Bond order of N₂ and N₂¹⁺.

$Bond order of N_2= \frac{1}{2}\left[\left(8\right)-\left(2\right)\right]=3$

$Bond order of N_2^{1+}= \frac{1}{2}\left[\left(7\right)-\left(2\right)\right]=2.5$

Bond order of O₂ and O₂¹⁺.

$Bond order of O_2= \frac{1}{2}\left[\left(8\right)-\left(4\right)\right]=2$

$Bond order of O_2^{1+}= \frac{1}{2}\left[\left(8\right)-\left(3\right)\right]=2.5$

Bond order of F₂ and F₂¹⁺.

$Bond order of F_2= \frac{1}{2}\left[\left(8\right)-\left(6\right)\right]=1$

$Bond order of F_2^{1+}= \frac{1}{2}\left[\left(8\right)-\left(5\right)\right]=1.5$

Bond order of Ne₂ and Ne₂¹⁺.

$Bond order of F_2= \frac{1}{2}\left[\left(8\right)-\left(8\right)\right]=0$

$Bond order of F_2^{1+}= \frac{1}{2}\left[\left(8\right)-\left(7\right)\right]=0.5$

Neutral diatomic molecule	Bond order of neutral molecule	Molecular cation	Bond order of cation
Li2	1	Li21+	0.5
Be2	0	Be21+	0.5
B2	1	B21+	0.5
C2	2	C21+	1.5
N2	3	N21+	2.5
O2	2	O21+	2.5
F2	1	F21+	1.5
He2	0	He21+	0.5

From the bond order of neutral diatomic molecule and bond order of corresponding +1 cation we can say the bond order is not always increasing.

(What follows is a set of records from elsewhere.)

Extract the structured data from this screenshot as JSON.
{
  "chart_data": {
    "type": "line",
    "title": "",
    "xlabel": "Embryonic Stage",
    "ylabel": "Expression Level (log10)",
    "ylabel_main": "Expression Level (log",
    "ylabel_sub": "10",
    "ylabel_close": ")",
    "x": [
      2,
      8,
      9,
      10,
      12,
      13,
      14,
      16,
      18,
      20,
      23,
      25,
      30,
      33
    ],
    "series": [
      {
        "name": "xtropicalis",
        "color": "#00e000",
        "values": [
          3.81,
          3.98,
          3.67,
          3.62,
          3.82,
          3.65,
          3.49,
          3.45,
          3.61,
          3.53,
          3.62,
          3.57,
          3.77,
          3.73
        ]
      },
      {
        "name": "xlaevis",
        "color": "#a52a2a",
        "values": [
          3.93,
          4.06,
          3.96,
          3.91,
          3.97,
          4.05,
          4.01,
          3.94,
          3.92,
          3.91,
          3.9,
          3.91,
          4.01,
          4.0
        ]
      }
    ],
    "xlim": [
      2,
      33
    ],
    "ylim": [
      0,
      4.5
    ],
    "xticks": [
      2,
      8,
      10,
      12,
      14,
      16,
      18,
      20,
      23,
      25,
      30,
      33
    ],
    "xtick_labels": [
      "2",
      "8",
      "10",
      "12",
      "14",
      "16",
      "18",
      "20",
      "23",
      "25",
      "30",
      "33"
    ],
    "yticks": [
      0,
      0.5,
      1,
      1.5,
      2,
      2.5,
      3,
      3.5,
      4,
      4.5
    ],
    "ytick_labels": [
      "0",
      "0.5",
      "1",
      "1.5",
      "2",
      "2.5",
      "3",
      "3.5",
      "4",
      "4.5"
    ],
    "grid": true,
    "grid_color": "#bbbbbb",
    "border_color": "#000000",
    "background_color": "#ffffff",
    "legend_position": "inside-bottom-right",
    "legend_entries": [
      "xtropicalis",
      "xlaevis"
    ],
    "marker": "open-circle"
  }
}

Therefore, 1+ cations of homonuclear diatomic molecules of the second-row elements do not always have shorter bond lengths than the corresponding neutral molecules.

Conclusion:

Bond order is inversely proportional to bond length. From bond order of the neutral diatomic molecule and cations we cannot say the bond length is always shorter than neutral atom.